Postée hier sur le blog de Nicolas ISNARD.
David Ytier Richard, il n'y a pas de critique perpétuelle gauche/droite quand tout le monde travaille en bonne intelligence et fait des propositions. C'est ça la démocratie : confronter les points de vue pour enrichir celui de chacun et en tirer le meilleur parti ! C'est ce à quoi nous travaillons pour Salon : associer les meilleurs compétences pour proposer une alternative crédible et nouvelle !

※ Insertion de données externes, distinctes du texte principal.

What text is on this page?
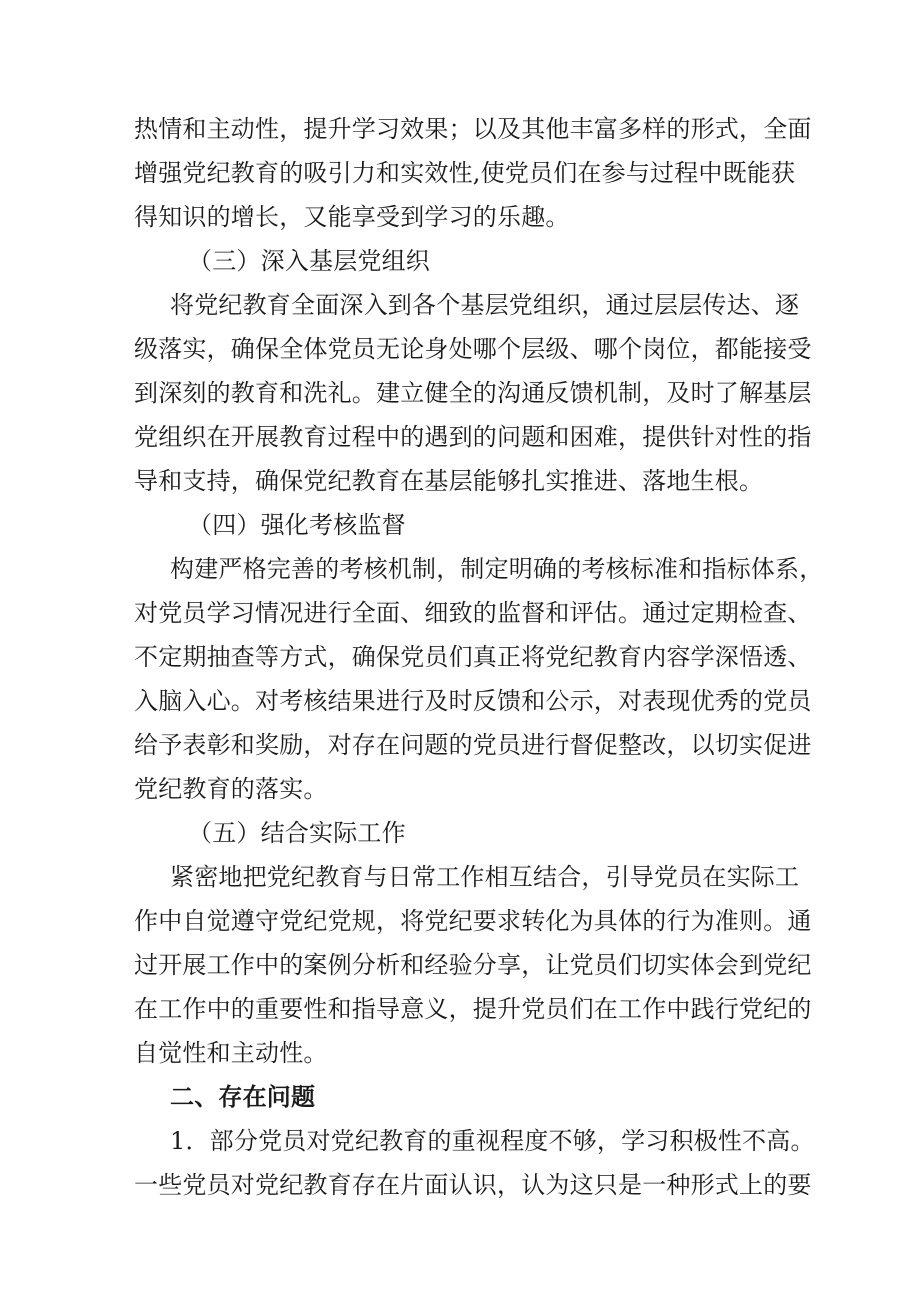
热情和主动性，提升学习效果；以及其他丰富多样的形式，全面
增强党纪教育的吸引力和实效性,使党员们在参与过程中既能获
得知识的增长，又能享受到学习的乐趣。
（三）深入基层党组织
将党纪教育全面深入到各个基层党组织，通过层层传达、逐
级落实，确保全体党员无论身处哪个层级、哪个岗位，都能接受
到深刻的教育和洗礼。建立健全的沟通反馈机制，及时了解基层
党组织在开展教育过程中的遇到的问题和困难，提供针对性的指
导和支持，确保党纪教育在基层能够扎实推进、落地生根。
（四）强化考核监督
构建严格完善的考核机制，制定明确的考核标准和指标体系，
对党员学习情况进行全面、细致的监督和评估。通过定期检查、
不定期抽查等方式，确保党员们真正将党纪教育内容学深悟透、
入脑入心。对考核结果进行及时反馈和公示，对表现优秀的党员
给予表彰和奖励，对存在问题的党员进行督促整改，以切实促进
党纪教育的落实。
（五）结合实际工作
紧密地把党纪教育与日常工作相互结合，引导党员在实际工
作中自觉遵守党纪党规，将党纪要求转化为具体的行为准则。通
过开展工作中的案例分析和经验分享，让党员们切实体会到党纪
在工作中的重要性和指导意义，提升党员们在工作中践行党纪的
自觉性和主动性。
二、存在问题
1．部分党员对党纪教育的重视程度不够，学习积极性不高。
一些党员对党纪教育存在片面认识，认为这只是一种形式上的要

David Ytier Richard Cluzeau : tu as raison Richard, le combat pour l'activité économique et la création d'emplois doit être une priorité ! Mais le Carrefour market n'amènera pas d'emplois. D'abord parce que c'est celui situé aux Canourgues qui va déménager. Ensuite parce que l'arrivée d'une telle surface sur la place Morgan ne va pas créer la dynamique nécessaire à l'arrivée d'autres enseignes de premier plan sur cette place. Enfin parce que le Carrefour Market va créer une concurrence avec d'autres magasins proches (boucherie, primeur) avec le risque éventuel de menacer les emplois dans ces petits commerces de proximité.
Pour rebondir sur cette dernière phrase, il conviendrait mieux de parler de conséquences, que de « risque éventuels » pour l’emploi. Nos commerçants du centre-ville peuvent apporter leurs témoignages sur les conséquences de l’ouverture d’Intermarché à Pélissanne. Nos commerçants du centre-ville peuvent démontrer très concrètement les conséquences de la politique de «casse » du centre-ville par Pascal MONTECOT, avec l’évolution de leur chiffre d’affaires depuis 2008. Bien, sûr on peut attribuer en partie ce recul à la crise qui a frappé tous les commerces, avec la réduction de la consommation, mais ce qui a tué et continuer à tuer l’activité commerciale de notre village c’est la volonté du maire de « déplacer » le centre-ville à l’entrée de ville, de ne prendre aucune mesure pour favoriser le petit commerce.
En 2005, Pélissanne Culture et Citoyenneté (Jacques Aimone), avait mis en garde les commerçants du village sur les conséquences de l’ouverture d’ATAC à la Cour des Lices. Aujourd’hui les commerçants qui avaient à cette époque fait confiance à Pascal MONTECOT, en paient les « pots cassés ».
La démocratie, commence par le débat démocratique avec la confrontation des points de vue. Le premier magistrat de la commune ne sachant pas ce qu’est un débat, le débat étant sa grande hantise, (lors des conseils municipaux, dès que l’on touche un point sensible, il passe par toutes les couleurs pour immédiatement botter en touche sur « on passe au vote ») il ne peut donc y avoir de démocratie à Pélissanne, tant que Pascal MONTECOT sera à la tête de notre commune.
David YTIER aurait très bien pu faire son second commentaire sur la page Facebook de Pascal MONTECOT, à l’occasion des échanges de points de vue lors du projet, puis de l’ouverture d’Intermarché. Il a fait le choix, tout à fait respectable, de ne pas « cracher dans la soupe » : on ne peut critiquer, pour ensuite se faire embaucher parmi le personnel d’appoint nécessaire lors des fêtes de fin d’année (décembre 2012).